I was reading in the Guardian a story about failed art restorations; a statue of the Virgin Mary and baby Jesus, in which the infant was restored to a kind of monkey; a similar painting of Christ in which he comes out looking like a plump gremlin; and finally a tower in Istanbul that, according to social media, resembles a giant Sponge Bob. I actually don’t know about the character of Sponge Bob, but this had me doubling over in laughter anyway.

It is hard to know what triggers laughter, but it normally leaves its influence for some time. The world seems like a less serious place for awhile, and one is convinced that this too is the nature of reality, or a legitimate aspect of it.

Then I went back to reading Yuval Noah Harari, in the chapter that he mentions that anaesthetics were discovered only in the mid 19th century, and that battle wounds to limbs were normally treated by amputation, in order to prevent the onset of gangrene. The part was simply lopped or sawed off, while four soldiers held the patient down. The majority of people died by age 25 – 40, if they managed to survive childbirth or their first year.
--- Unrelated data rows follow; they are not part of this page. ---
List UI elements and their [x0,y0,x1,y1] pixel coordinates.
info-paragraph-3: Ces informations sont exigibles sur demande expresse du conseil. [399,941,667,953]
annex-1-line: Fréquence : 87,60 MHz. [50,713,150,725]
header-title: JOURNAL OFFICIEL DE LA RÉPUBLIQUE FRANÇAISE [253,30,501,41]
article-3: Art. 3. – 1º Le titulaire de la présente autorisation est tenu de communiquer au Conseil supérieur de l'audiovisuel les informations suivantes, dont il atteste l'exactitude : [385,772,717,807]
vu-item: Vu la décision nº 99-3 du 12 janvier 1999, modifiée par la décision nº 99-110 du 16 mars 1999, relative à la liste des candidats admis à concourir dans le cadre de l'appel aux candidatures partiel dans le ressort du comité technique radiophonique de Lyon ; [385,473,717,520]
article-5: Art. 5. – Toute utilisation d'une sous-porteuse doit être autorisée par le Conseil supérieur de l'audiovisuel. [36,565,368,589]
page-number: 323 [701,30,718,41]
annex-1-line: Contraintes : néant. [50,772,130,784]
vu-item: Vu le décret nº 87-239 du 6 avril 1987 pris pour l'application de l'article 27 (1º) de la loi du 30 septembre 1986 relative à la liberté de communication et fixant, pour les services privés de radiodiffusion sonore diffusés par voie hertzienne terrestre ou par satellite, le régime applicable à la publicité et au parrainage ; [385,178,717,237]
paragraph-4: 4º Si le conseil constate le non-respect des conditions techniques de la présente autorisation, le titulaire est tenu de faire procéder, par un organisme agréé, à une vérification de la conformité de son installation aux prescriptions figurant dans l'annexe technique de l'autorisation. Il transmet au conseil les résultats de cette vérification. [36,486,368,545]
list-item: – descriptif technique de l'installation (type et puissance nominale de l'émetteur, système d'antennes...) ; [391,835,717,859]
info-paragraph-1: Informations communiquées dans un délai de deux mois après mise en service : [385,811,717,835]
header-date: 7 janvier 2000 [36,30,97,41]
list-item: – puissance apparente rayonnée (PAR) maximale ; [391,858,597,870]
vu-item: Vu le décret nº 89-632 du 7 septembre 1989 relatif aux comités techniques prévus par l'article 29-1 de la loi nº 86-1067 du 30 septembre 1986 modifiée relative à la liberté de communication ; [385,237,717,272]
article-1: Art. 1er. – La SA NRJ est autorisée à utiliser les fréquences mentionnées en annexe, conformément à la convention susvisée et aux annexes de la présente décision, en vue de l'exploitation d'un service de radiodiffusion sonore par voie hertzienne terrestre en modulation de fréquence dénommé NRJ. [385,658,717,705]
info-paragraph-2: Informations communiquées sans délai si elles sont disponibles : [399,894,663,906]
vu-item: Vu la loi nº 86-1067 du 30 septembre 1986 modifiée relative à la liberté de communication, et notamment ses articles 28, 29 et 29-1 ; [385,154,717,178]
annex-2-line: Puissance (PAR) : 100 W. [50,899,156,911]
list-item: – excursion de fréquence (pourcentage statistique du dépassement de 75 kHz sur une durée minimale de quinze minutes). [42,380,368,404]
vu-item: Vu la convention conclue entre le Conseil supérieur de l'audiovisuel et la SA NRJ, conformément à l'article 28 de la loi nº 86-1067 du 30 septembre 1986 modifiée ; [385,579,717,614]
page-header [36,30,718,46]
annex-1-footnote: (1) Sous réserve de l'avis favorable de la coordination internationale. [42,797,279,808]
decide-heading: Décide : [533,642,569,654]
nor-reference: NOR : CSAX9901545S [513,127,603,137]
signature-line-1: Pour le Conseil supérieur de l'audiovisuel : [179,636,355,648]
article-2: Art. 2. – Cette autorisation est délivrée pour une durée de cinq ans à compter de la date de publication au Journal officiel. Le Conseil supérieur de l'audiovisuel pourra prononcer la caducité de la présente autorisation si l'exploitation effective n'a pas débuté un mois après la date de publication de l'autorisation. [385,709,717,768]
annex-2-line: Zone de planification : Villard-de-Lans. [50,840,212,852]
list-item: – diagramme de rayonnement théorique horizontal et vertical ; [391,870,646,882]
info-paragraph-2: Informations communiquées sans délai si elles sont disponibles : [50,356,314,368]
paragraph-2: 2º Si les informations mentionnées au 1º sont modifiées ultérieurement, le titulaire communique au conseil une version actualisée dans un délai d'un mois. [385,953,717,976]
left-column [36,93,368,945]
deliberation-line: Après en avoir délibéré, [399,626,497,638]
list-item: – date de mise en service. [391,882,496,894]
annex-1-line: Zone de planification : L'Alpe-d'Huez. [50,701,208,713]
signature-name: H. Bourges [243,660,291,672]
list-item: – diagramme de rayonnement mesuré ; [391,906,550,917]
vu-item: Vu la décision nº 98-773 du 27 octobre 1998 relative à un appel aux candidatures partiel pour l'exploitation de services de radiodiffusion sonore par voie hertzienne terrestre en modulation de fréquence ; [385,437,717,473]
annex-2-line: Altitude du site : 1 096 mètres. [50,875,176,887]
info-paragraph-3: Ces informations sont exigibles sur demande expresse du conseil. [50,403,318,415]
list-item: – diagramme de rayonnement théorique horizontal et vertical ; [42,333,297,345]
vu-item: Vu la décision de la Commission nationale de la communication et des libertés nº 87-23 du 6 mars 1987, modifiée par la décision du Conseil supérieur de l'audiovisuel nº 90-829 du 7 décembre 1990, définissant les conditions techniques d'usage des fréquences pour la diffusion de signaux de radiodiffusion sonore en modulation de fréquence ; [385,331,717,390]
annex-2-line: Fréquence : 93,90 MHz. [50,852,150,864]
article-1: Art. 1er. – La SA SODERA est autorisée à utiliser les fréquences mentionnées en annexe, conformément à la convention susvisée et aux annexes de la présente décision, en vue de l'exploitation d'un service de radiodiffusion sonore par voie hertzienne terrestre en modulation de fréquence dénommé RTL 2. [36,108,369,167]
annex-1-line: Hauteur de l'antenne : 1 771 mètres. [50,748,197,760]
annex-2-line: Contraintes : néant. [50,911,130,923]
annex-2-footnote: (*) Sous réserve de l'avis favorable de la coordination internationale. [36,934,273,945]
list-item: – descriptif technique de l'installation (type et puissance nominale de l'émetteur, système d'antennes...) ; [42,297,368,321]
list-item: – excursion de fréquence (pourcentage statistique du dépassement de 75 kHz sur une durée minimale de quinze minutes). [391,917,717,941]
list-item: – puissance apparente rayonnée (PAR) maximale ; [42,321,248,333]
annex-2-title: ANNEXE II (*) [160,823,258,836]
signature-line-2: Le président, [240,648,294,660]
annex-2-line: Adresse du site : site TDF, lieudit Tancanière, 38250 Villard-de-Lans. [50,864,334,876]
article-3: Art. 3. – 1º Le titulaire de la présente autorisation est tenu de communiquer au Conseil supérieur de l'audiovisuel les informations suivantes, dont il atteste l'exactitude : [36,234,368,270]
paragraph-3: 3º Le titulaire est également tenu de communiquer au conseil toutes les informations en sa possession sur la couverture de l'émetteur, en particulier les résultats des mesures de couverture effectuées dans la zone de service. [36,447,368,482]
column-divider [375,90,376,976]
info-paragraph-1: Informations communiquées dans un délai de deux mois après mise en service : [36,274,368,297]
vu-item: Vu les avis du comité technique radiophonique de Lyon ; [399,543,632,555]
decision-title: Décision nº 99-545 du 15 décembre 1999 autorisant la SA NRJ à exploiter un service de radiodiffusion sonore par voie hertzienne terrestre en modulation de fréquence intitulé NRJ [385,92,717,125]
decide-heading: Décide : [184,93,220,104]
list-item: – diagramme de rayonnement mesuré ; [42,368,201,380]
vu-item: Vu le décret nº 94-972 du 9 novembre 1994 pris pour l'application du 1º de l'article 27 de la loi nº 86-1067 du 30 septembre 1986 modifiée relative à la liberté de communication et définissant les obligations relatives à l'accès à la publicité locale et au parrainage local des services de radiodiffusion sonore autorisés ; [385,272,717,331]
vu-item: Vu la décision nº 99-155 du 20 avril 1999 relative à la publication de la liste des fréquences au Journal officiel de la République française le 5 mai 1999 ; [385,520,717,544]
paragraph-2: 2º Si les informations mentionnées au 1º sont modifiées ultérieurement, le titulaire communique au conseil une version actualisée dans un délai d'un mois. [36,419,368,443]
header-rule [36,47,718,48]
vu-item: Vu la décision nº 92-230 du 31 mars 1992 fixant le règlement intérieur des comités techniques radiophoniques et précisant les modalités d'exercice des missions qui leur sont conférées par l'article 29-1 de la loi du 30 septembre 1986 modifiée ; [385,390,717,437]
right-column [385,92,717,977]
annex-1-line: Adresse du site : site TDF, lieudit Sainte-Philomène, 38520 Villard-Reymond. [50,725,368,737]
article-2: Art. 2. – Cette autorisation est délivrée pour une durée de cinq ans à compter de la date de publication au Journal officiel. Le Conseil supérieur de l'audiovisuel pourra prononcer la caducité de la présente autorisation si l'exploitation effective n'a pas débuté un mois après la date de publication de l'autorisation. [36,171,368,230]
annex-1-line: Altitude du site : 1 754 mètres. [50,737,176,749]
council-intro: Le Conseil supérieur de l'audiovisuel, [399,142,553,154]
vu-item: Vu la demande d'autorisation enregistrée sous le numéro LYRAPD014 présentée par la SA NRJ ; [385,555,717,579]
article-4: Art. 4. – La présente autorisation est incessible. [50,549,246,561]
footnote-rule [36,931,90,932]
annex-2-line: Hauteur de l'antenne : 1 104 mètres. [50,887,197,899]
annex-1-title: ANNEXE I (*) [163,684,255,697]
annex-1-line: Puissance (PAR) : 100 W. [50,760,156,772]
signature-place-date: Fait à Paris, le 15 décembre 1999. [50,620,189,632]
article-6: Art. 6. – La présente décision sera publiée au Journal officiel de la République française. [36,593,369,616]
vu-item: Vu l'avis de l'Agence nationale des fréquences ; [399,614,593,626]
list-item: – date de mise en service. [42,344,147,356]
It is interesting, the question of suffering, and pain. In such a world of pain, physical and emotional, Buddha came along and said that suffering results from craving or desire. I wonder that people had time to suffer from desire, when they were so busy burying their dead children, or themselves suffering from horrible incurable diseases. It seems almost a luxury to be worried about something beyond the existential problems that they already had, and one can believe that someone born into such a world would learn to be resilient almost as a matter of course. Was it because Buddha was born a prince that he considered the problem of suffering as he did? – today it seems almost modern. We are shielded from pain, have solutions to diseases, live long lives, don’t have to worry much about hunger; and yet we continue to suffer. It seems as if the Buddha is speaking directly to our modern problem, in our world of comparative luxury. And yet, as a religion, Buddhism took hold, and swept through Asia, so it evidently did speak to the people who lived 2,500 years ago. It means that though people did face so much pain, and even saw it as inevitable, it was still hard for them to accept it. They still grieved their loved ones as we do and hankered for a better life; they still found it difficult to live in the moment without dwelling on the future or the past. And evidently this was true both for princes and for paupers.